In our study, with decrease in VFI score or with severity of POAG, mean threshold increased, indicating with increasing severity of glaucoma stereoacuity decreases though the number of severe diseases were less. In a similar study, decreased median stereoacuity was associated with greater glaucomatous visual field loss where subjects were classified with both Hodapp-Anderson-Parrish (HAP) and VFI as mild, moderate and severe [10]. The depth perception defects were also increased in advanced glaucoma group with a statically significant difference between mild and advanced groups, in a cross- sectional study who underwent Lang stereoacuity test done by Elgohary et al [5]. In another cross-sectional study done by Pradeep N, et al [20] where stereopsis was done using stereo fly test, stereopsis was seen to be grossly affected with glaucoma progression. Similarly, in another study done to assess the associations between stereoacuity (both near and distance) and the severity of visual field defects (based on HAP and VFI) in POAG, near stereoacuity worsened with POAG severity. However, distance stereoacuity was not associated with POAG severity [21]. From these, it could be interpreted that impaired depth perception seen in POAG patients is related to the disease process, which could lead to difficulties in activities of daily living. So, more information can be gathered with stereopsis test while assessing patients along with other binocular dysfunction in glaucoma cases as severity increases.

Limitations

Being a cross-sectional study, we could not evaluate whether reduced steroaquity threshold increases with disease progression on follow up in same patients. A longitudinal study in this aspect could be explored since glaucoma is a progressive disease. More so in our study we only analyzed the VFI of the worse eye and the binocular visual fields were not taken into account so comparison with severity couldnot be fully established as stereopsis is a binoocular phenomenon and binocular difference in the severity of glaucoma may affect the binocular interaction and binocular function.

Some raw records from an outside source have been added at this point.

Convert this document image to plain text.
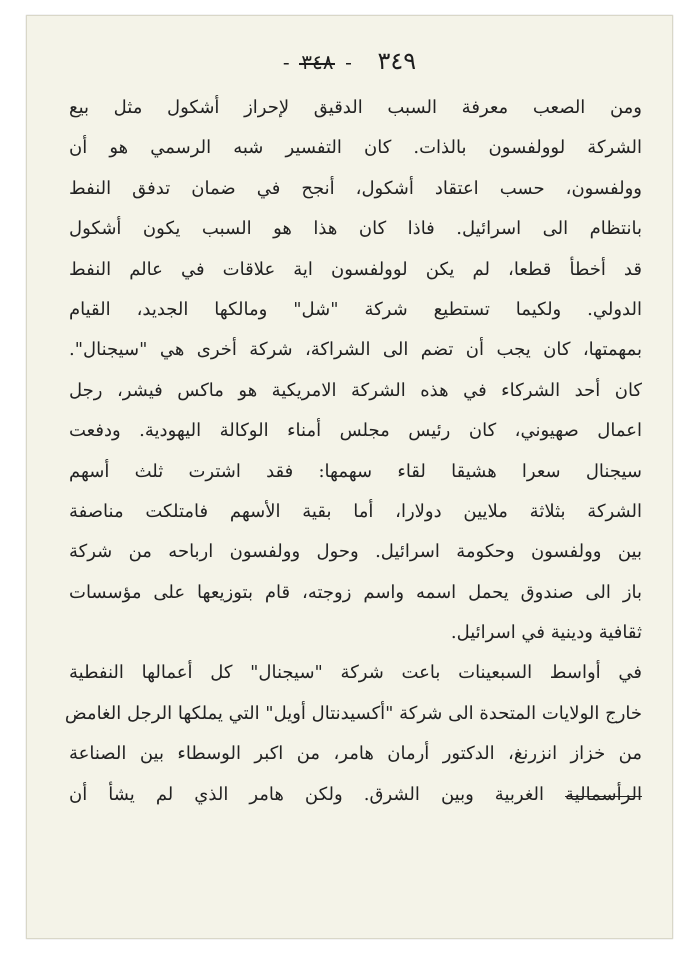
٣٤٩ - ٣٤٨ -
ومن الصعب معرفة السبب الدقيق لإحراز أشكول مثل بيع
الشركة لوولفسون بالذات. كان التفسير شبه الرسمي هو أن
وولفسون، حسب اعتقاد أشكول، أنجح في ضمان تدفق النفط
بانتظام الى اسرائيل. فاذا كان هذا هو السبب يكون أشكول
قد أخطأ قطعا، لم يكن لوولفسون اية علاقات في عالم النفط
الدولي. ولكيما تستطيع شركة "شل" ومالكها الجديد، القيام
بمهمتها، كان يجب أن تضم الى الشراكة، شركة أخرى هي "سيجنال".
كان أحد الشركاء في هذه الشركة الامريكية هو ماكس فيشر، رجل
اعمال صهيوني، كان رئيس مجلس أمناء الوكالة اليهودية. ودفعت
سيجنال سعرا هشيقا لقاء سهمها: فقد اشترت ثلث أسهم
الشركة بثلاثة ملايين دولارا، أما بقية الأسهم فامتلكت مناصفة
بين وولفسون وحكومة اسرائيل. وحول وولفسون ارباحه من شركة
باز الى صندوق يحمل اسمه واسم زوجته، قام بتوزيعها على مؤسسات
ثقافية ودينية في اسرائيل.
في أواسط السبعينات باعت شركة "سيجنال" كل أعمالها النفطية
خارج الولايات المتحدة الى شركة "أكسيدنتال أويل" التي يملكها الرجل الغامض
من خزاز انزرنغ، الدكتور أرمان هامر، من اكبر الوسطاء بين الصناعة
الرأسمالية الغربية وبين الشرق. ولكن هامر الذي لم يشأ أن
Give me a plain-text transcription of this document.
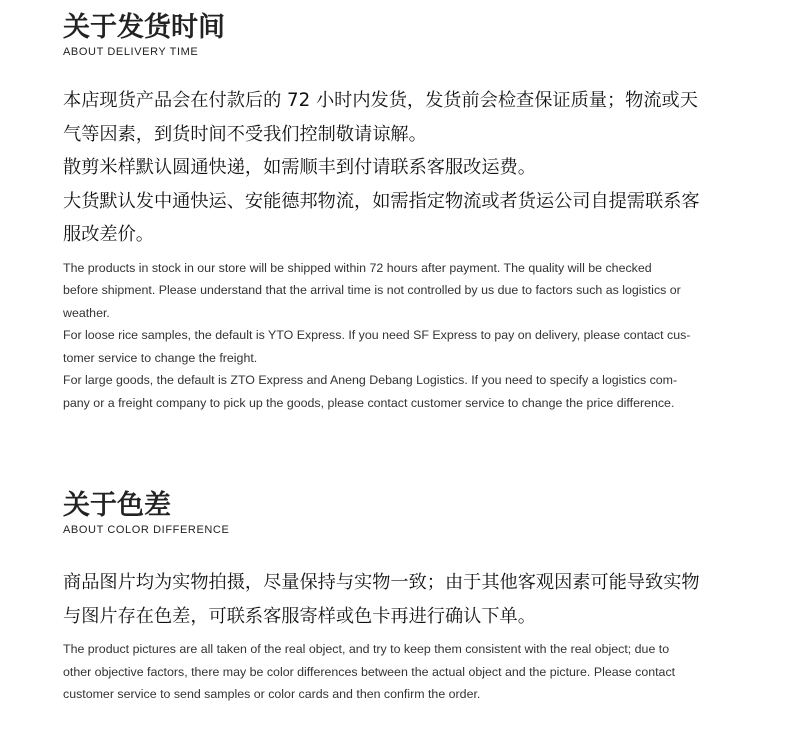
关于发货时间
ABOUT DELIVERY TIME
本店现货产品会在付款后的 72 小时内发货，发货前会检查保证质量；物流或天
气等因素，到货时间不受我们控制敬请谅解。
散剪米样默认圆通快递，如需顺丰到付请联系客服改运费。
大货默认发中通快运、安能德邦物流，如需指定物流或者货运公司自提需联系客
服改差价。
The products in stock in our store will be shipped within 72 hours after payment. The quality will be checked
before shipment. Please understand that the arrival time is not controlled by us due to factors such as logistics or
weather.
For loose rice samples, the default is YTO Express. If you need SF Express to pay on delivery, please contact cus-
tomer service to change the freight.
For large goods, the default is ZTO Express and Aneng Debang Logistics. If you need to specify a logistics com-
pany or a freight company to pick up the goods, please contact customer service to change the price difference.
关于色差
ABOUT COLOR DIFFERENCE
商品图片均为实物拍摄，尽量保持与实物一致；由于其他客观因素可能导致实物
与图片存在色差，可联系客服寄样或色卡再进行确认下单。
The product pictures are all taken of the real object, and try to keep them consistent with the real object; due to
other objective factors, there may be color differences between the actual object and the picture. Please contact
customer service to send samples or color cards and then confirm the order.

Effect of threat to fovea or fixation, field defects in superior or inferior hemifield were not studied too which might have effect on stereopsis.

Conclusion

We found that Primary open angle glaucoma patients and glaucoma suspects, showed significant reduction in depth perception measured with both Titmus and Frisby Depth Test, which may have utility in identifying early glaucomatous nerve damage. Test of stereopsis along with other binocular visual function test may help in uncovering early disease . With increasing severity of Glaucoma, depth perception decreases, this reduction may help in assessing difficulties faced in daily activities in advance glaucoma cases.

In clinical practice,assessing stereopsis and other binocular vision tests might add additional information for glaucoma care and may serve as preperimetric functional tool. It should be routionely done in glaucoma patients and suspects.